J'ai une vision un peu différente de la vôtre sur les congés payés. Les salariés, pas plus que les directions d'entreprises, ne sont responsables de cette crise. Le chômage partiel est un droit activé par des cotisations sociales ; or, sans salaire, les cotisations ne rentrent plus. Je comprends l'activation du chômage partiel, mais il faut commencer à réfléchir à un autre système pour 2021 car, par exemple, le secteur de l'événementiel ne repartira pas l'année prochaine. Le Medef réfléchit-il à des propositions ?

Ma deuxième question concerne la conditionnalité des aides. Tout le monde a compris que la majorité des artisans et des commerçants ayant sollicité un PGE ne le remboursera jamais ; nous devrions, très vite, avoir un débat pour transformer cela en capitaux propres. En revanche, les très grands groupes, qui ont continué à verser des dividendes aux actionnaires en 2020 et annoncent des licenciements, ont, dans le même temps, bénéficié de prêts garantis par l'État, du chômage partiel, de plans sectoriels, de prêts de la Banque centrale ; c'est cela qui devient insupportable. Nous aidons les grands groupes, ils doivent sauvegarder l'emploi.

Enfin, si on veut relancer l'économie, outre le choc de l'offre, il faudra également un choc de la demande. Si les Français ne peuvent pas consommer, il n'y aura pas de relance. Êtes-vous prêt à continuer le débat sur l'augmentation du SMIC et des salaires ? À quelle hauteur, par exemple, verriez-vous le SMIC ?

Christophe Beaux. - Je ne suis pas un élu, je ne suis que le directeur général du Medef ; sur certains sujets plus politiques, vous me permettrez d'utiliser mon « joker ».

Monsieur Segouin, les échanges avec les pouvoirs publics sont permanents. Sommes-nous toujours entendus ? Non, mais nous ne contestons pas le pouvoir d'arbitrage du Gouvernement. Il ne faut pas opposer les préoccupations sanitaires, parfaitement légitimes, et les préoccupations économiques ; l'économie doit pouvoir fonctionner tout en assurant la sécurité des personnes, en particulier celle des salariés. Régulièrement, nous invitons le Gouvernement à une approche combinée et très fine dans les protocoles sanitaires. Plus de soixante protocoles ont été élaborés par le ministère du Travail pendant la période du premier confinement et pour la reprise d'activité au mois de mai. Certes, nous avons eu ce débat sur les commerces, avec cette expression malheureuse des « commerces non essentiels » ; tout cela est apparu brouillon et un peu ubuesque. Nous n'avons cessé de demander des voies de passage pour favoriser l'activité, sans sacrifier la question sanitaire. Nous pensons que, dans certains secteurs, des entreprises encore fermées aujourd'hui pourraient être rouvertes si l'on définissait plus finement encore les conditions de l'activité.

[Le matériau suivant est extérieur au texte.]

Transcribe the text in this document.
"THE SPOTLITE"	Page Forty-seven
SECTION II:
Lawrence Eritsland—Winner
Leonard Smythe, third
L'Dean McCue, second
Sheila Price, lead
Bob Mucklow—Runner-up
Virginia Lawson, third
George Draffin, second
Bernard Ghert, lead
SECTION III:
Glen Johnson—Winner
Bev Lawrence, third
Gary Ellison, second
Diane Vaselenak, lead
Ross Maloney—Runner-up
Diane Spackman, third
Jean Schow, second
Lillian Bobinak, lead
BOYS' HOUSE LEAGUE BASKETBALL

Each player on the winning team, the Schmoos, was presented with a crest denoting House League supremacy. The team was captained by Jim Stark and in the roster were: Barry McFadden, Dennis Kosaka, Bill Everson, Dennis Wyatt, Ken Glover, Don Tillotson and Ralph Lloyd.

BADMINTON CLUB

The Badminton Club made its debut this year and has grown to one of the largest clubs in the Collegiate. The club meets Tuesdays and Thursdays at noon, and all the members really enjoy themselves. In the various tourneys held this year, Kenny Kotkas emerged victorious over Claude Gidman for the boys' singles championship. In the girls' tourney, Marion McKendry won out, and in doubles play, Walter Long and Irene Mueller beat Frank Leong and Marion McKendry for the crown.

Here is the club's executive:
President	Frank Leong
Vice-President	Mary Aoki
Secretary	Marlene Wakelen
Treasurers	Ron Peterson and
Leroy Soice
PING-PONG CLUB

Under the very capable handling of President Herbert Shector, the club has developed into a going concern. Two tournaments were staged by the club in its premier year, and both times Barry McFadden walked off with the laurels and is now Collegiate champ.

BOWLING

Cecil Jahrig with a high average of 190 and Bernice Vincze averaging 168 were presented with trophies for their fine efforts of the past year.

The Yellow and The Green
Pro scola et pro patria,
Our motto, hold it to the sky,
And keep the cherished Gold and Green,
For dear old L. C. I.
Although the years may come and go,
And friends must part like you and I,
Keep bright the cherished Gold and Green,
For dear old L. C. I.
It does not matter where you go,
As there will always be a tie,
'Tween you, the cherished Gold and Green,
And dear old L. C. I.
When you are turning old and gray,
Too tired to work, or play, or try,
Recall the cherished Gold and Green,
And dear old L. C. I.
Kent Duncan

Par ailleurs, en tant que contribuables importants, les entreprises sont évidemment soucieuses de la soutenabilité des finances publiques. Toutefois, affectées par le recul de leur activité, il faut bien qu'elles puissent être aidées, de manière à éviter le cercle vicieux de la chute d'activité, les dépôts de bilan, le chômage... Là encore, il s'agit de trouver un chemin de crête réaliste. On ne peut pas aider tout le monde et permettre à toutes les activités de survivre à la crise ; l'économie, depuis toujours, c'est un mouvement schumpétérien de destruction et de création. En même temps, face à une situation de danger imminent pour un grand nombre d'entreprises, nous pensons qu'il est nécessaire d'utiliser l'argent public, même sous forme de dette collective, dans l'idée de préserver l'outil de travail et de pouvoir ensuite repartir, afin d'éviter une crise telle que nous en avons connu dans les années Trente.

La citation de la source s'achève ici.